🤖 AI Summary
This study addresses the challenge of cross-speaker, training-free control of emotional expressiveness in large language model–based text-to-speech (TTS) systems. Through ablation studies, the authors identify that emotional prosody is predominantly encoded in speaker x-vectors, enabling the construction of emotion-direction vectors within the x-vector embedding space for continuous modulation of emotional intensity. The work demonstrates, for the first time, that centroid-based vector arithmetic on x-vectors effectively supports cross-speaker and even cross-lingual emotional control in token-based TTS—contrary to prior assumptions that such methods are inapplicable. Experimental results show significant improvements in emotion2vec cosine similarity by 0.29 and 0.09 on English and Brazilian Portuguese, respectively, while maintaining high speaker consistency (SECS ≥ 0.88) and intelligibility (WER ≈ 0).
📝 Abstract
We investigate whether task-vector arithmetic, successful for cross-speaker emotional intensity control in modular text-to-speech (TTS), transfers to large-scale TTS systems built on language-model backbones with in-context learning (LM-TTS).
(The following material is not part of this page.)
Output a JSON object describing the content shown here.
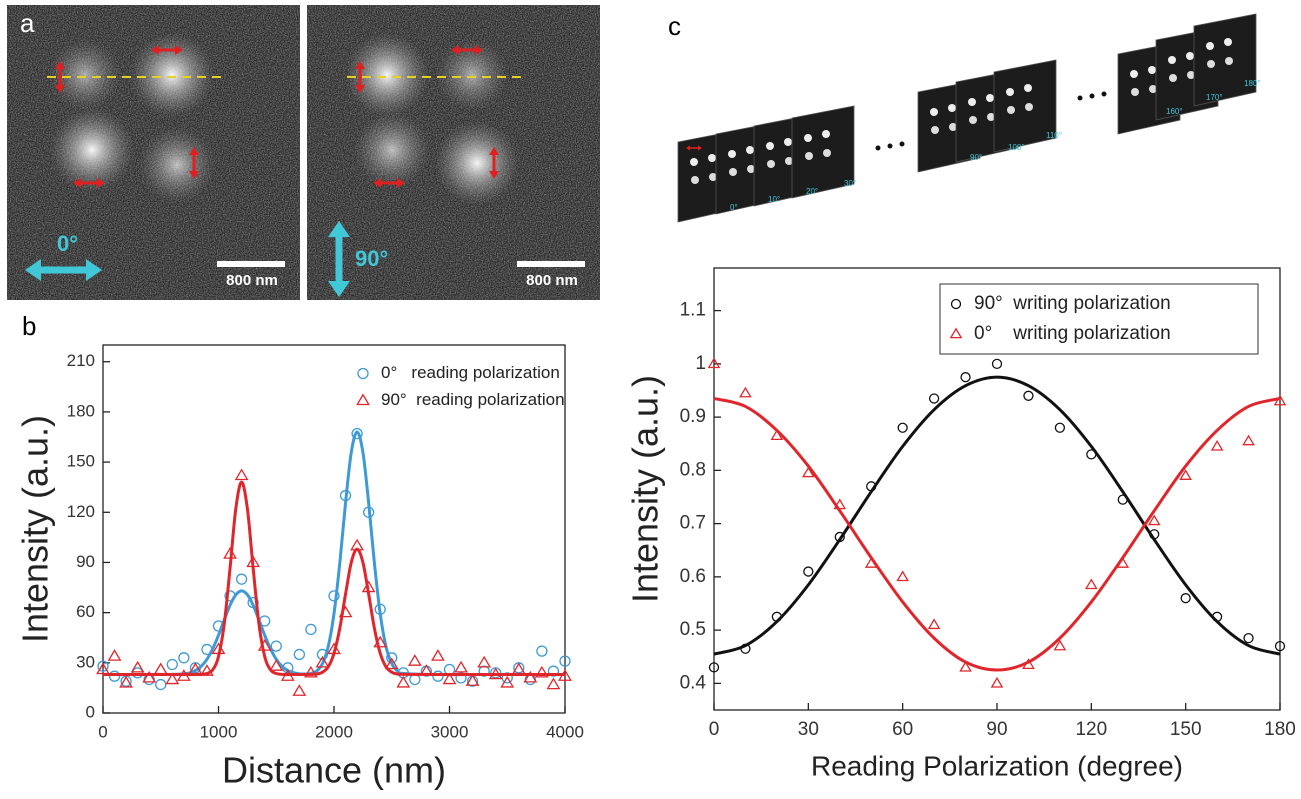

Through a systematic elimination study over four progressively narrower operands on Qwen3-TTS-12Hz-1.7B - model weights via LoRA fine-tuning, continuous codec embeddings, discrete codec tokens, and the speaker embedding (x-vector) produced by an ECAPA-TDNN encoder jointly trained with the synthesis backbone - we localize the dominant carrier of emotional prosody to the x-vector. Building on this finding, we propose a training-free method based on centroid arithmetic in x-vector space: an emotion direction $τ= \mathbb{E}_i[x(s_i,\text{emo})] -\mathbb{E}_i[x(s_i,\text{neutral})]$ applied to an unseen target speaker as $x_{\text{new}} = x(\text{target},\text{neutral}) + α\cdotτ$. Using ESD (English) as the $τ$ source and emoUERJ (Brazilian Portuguese) as a cross-lingual ground-truth target, we observe average gains of $+0.29$ in emotion2vec cosine over the ICL baseline on English held-out speakers and $+0.09$ on Brazilian Portuguese held-out speakers, while largely preserving identity (WavLM SECS $\gtrsim 0.88$ for the multi-speaker $τ$ variant) and intelligibility (WER $\approx 0$ in PT-BR). These results offer initial evidence that the reported incompatibility of centroid-arithmetic style control with token-based TTS architectures may be circumvented when the arithmetic operates on the speaker embedding.